Hazlett’s house is one of more than 19,000 in Louisiana with solar panels. The out-of-pocket cost for a 5-kilowatt system averaged $12,538 to $16,962 in Louisiana in 2019, not including federal tax credits, according to EnergySage, an online solar marketplace. The state ranks 38th in the U.S. for home solar panel installations, according to the Solar Energy Industry Alliance. But just a small fraction of that group has also installed the battery technology to store and use the energy on site, rather than simply selling it back to the grid for a discounted electricity bill. Without storage, the panels are of little help during a power outage, automatically shutting down to avoid electrifying the grid while workers are repairing power lines. Devin De Wulf, founder of the Krewe of Red Beans, has 24 solar panels and two $10,000 batteries attached to his house in Bywater. Unlike Hazlett’s neighbors, many on De Wulf’s street lacked their own means of generating power after Ida, so he turned his porch into a hub for charging portable electronic devices and distributing ice. His elderly neighbors’ oxygen machine, refrigerator and freezer also ran on solar. “What’s happening is my house is making my block, my immediate vicinity, more resilient because, to be honest, nobody else has shown up. Because they can’t – they’re overwhelmed,” he said. Neither Hazlett nor De Wulf could use their houses to their full capacity. But the sun-powered systems were enough to keep the lights on, appliances running and fans and small window air conditioners operating.
Solar panels also seemed to help keep the roofs intact even when no batteries were installed.

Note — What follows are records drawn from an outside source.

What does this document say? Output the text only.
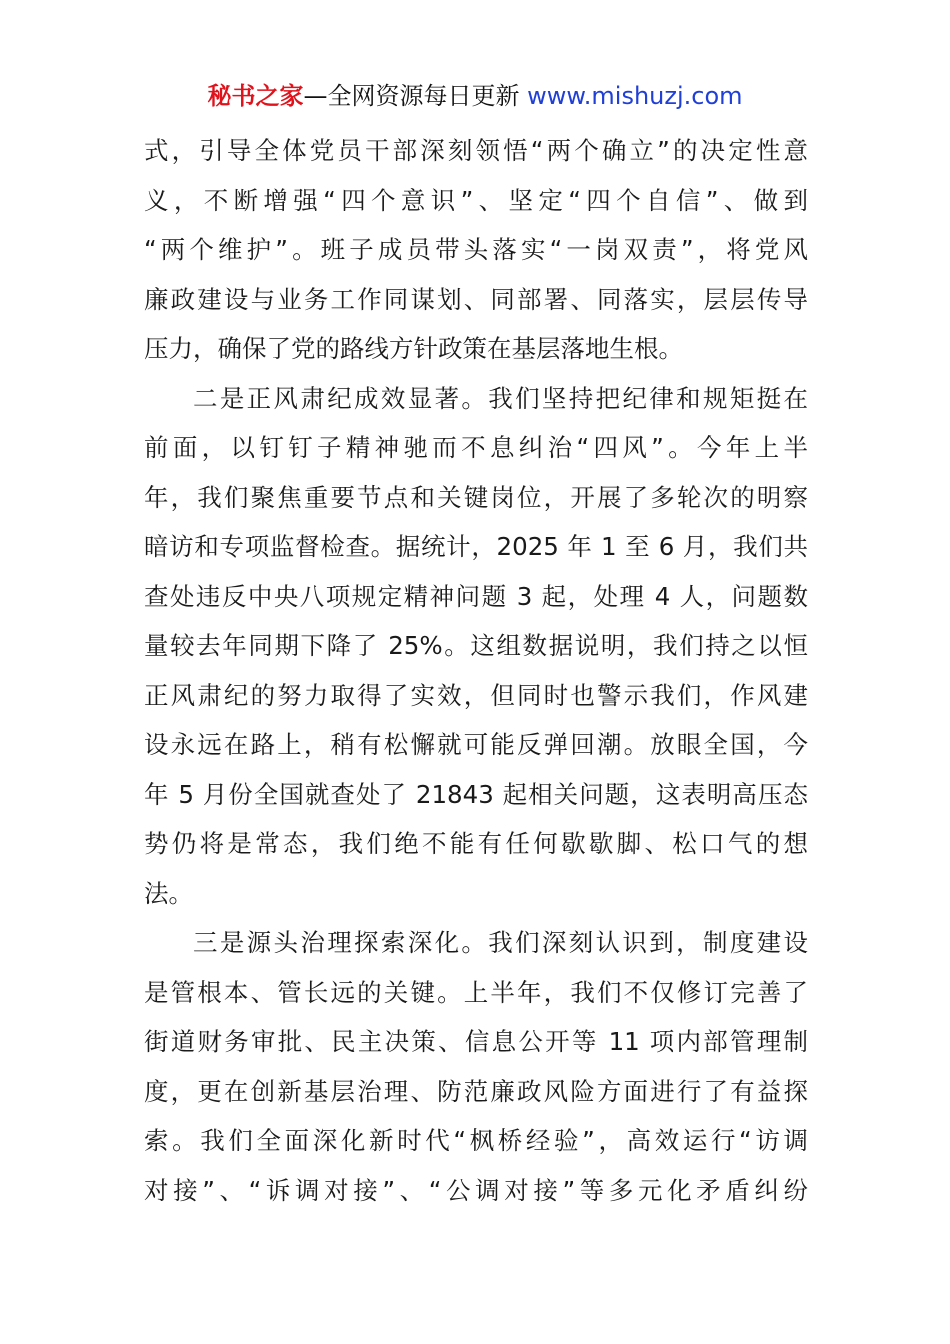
秘书之家—全网资源每日更新 www.mishuzj.com
式，引导全体党员干部深刻领悟“两个确立”的决定性意
义，不断增强“四个意识”、坚定“四个自信”、做到
“两个维护”。班子成员带头落实“一岗双责”，将党风
廉政建设与业务工作同谋划、同部署、同落实，层层传导
压力，确保了党的路线方针政策在基层落地生根。
二是正风肃纪成效显著。我们坚持把纪律和规矩挺在
前面，以钉钉子精神驰而不息纠治“四风”。今年上半
年，我们聚焦重要节点和关键岗位，开展了多轮次的明察
暗访和专项监督检查。据统计，2025 年 1 至 6 月，我们共
查处违反中央八项规定精神问题 3 起，处理 4 人，问题数
量较去年同期下降了 25%。这组数据说明，我们持之以恒
正风肃纪的努力取得了实效，但同时也警示我们，作风建
设永远在路上，稍有松懈就可能反弹回潮。放眼全国，今
年 5 月份全国就查处了 21843 起相关问题，这表明高压态
势仍将是常态，我们绝不能有任何歇歇脚、松口气的想
法。
三是源头治理探索深化。我们深刻认识到，制度建设
是管根本、管长远的关键。上半年，我们不仅修订完善了
街道财务审批、民主决策、信息公开等 11 项内部管理制
度，更在创新基层治理、防范廉政风险方面进行了有益探
索。我们全面深化新时代“枫桥经验”，高效运行“访调
对接”、“诉调对接”、“公调对接”等多元化矛盾纠纷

Louisiana solar companies say most of their customers with storage capacity fared similarly in the Ida outage. And customers without batteries, while they couldn’t produce electricity, saw little damage to their rooftop solar panels. The panel installation is rated for winds up to 140 miles per hour, said PosiGen CEO Thomas Neyhart and South Coast Solar owner Scott Oman. “Drive around: We’ve got drone shots that show neighborhoods where the roofs are torn off. And where the solar is, the roofs are still there,” Neyhart said. “We had 9,000 solar systems that were in the path of the storm. Very few of them are damaged.” When Oman tended to his Lake Charles clients after Hurricane Laura last year, he witnessed the durability of rooftop solar systems, which are typically anchored through the roof to the underlying rafters. “We saw homes where the panels were still attached … but the roof wasn’t attached to the house anymore,” he said. Oman and Neyhart said hurricane damage to panels typically occurs not directly from wind but when flying debris or a falling tree crushes the technology. If the roof itself must be repaired, solar companies must first remove the panels and later reinstall them.
Solar systems can be both leased and bought. Leased means far less money up front, if any, and you may not get full benefit of the power produced.
Neyhart’s company is focused on leasing rooftop solar systems to low- and moderate-income residents to increase access. It also has entered the roofing business for that reason, allowing PosiGen to become a one-stop shop for clients. Even if growth is slow for the companies, De Wulf wants to mimic the role his own house in played in Ida’s aftermath, by raising money to install solar panels and batteries on small neighborhood restaurants ahead of the 2022 hurricane season. “This hurricane has been just a real eye opener because of the needs of my community and my neighbors, and just seeing what’s occurred in the city,” he said. “We’re lucky that we have these things, and we just really want every person to have them.”
Solar is a good way to go and we have enough sun to make it worthwhile. Batteries are another heavy investment but their payback is worth it as well. Just having it for the past power failure would make it worthwhile.